4, spatial point, straight line, plane position relationship.

Axiom 1: If two points of a straight line are on a plane, then all points of the straight line are on this plane.

Application: judging whether a straight line is in a plane.

Express axiom1in symbolic language;

Axiom 2: If two non-coincident planes have a common point, then they have one and only one common straight line passing through the point.

Symbol: Plane α and β intersect, the intersection line is A, and it is denoted as α ∩ β = A..

Symbolic language:

The role of axiom 2:

(1) It is a method to determine the intersection of two planes.

② Explain the relationship between the intersection of two planes and the common point of two planes: the intersection must pass through the common point.

(3) It can be judged that a point is on a straight line, which is an important basis for proving several points.

Axiom 3: After passing through three points that are not on the same straight line, there is one and only one plane.

Inference: a straight line and a point outside the straight line determine a plane; Two intersecting straight lines define a plane; Two parallel straight lines define a plane.

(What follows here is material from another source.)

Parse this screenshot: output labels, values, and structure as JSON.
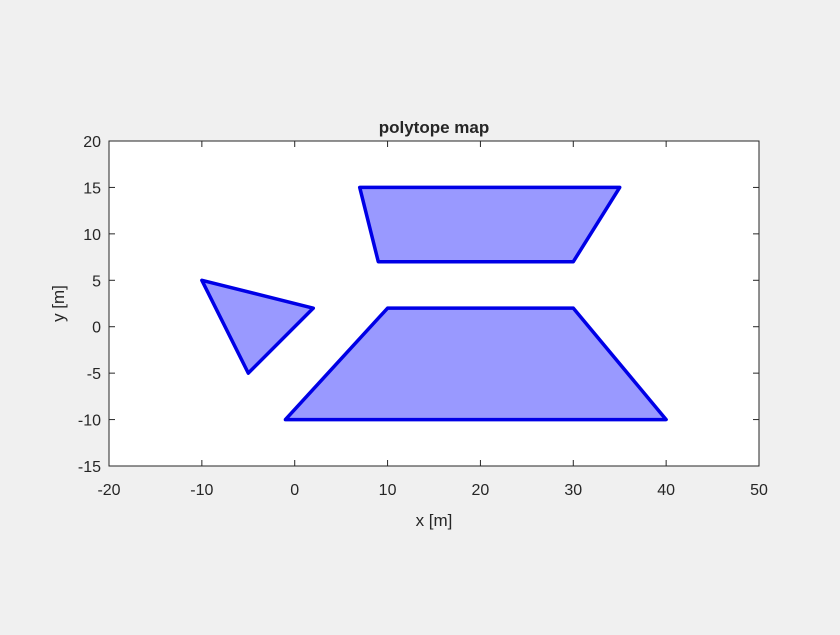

Axiom 3 and its corollary: ① It is the basis for determining planes in space ② It is the basis for proving plane coincidence.

Axiom 4: Two lines parallel to the same line are parallel to each other.

The positional relationship between spatial straight lines and straight lines

① Definition of non-planar straight lines: two straight lines that are different from each other on any plane.

② Properties of straight lines in different planes: neither parallel nor intersecting.

③ Determination of out-of-plane straight line: A straight line passing through a point out of plane and a point in plane is an out-of-plane straight line.

(4) Angle formed by straight lines on different planes: parallel, so that two lines intersect to get an acute angle or a right angle, that is, the formed angle. The angle range formed by two straight lines in different planes is (0,90). If the angle formed by straight lines of two different planes is a right angle, we say that the straight lines of two different planes are perpendicular to each other.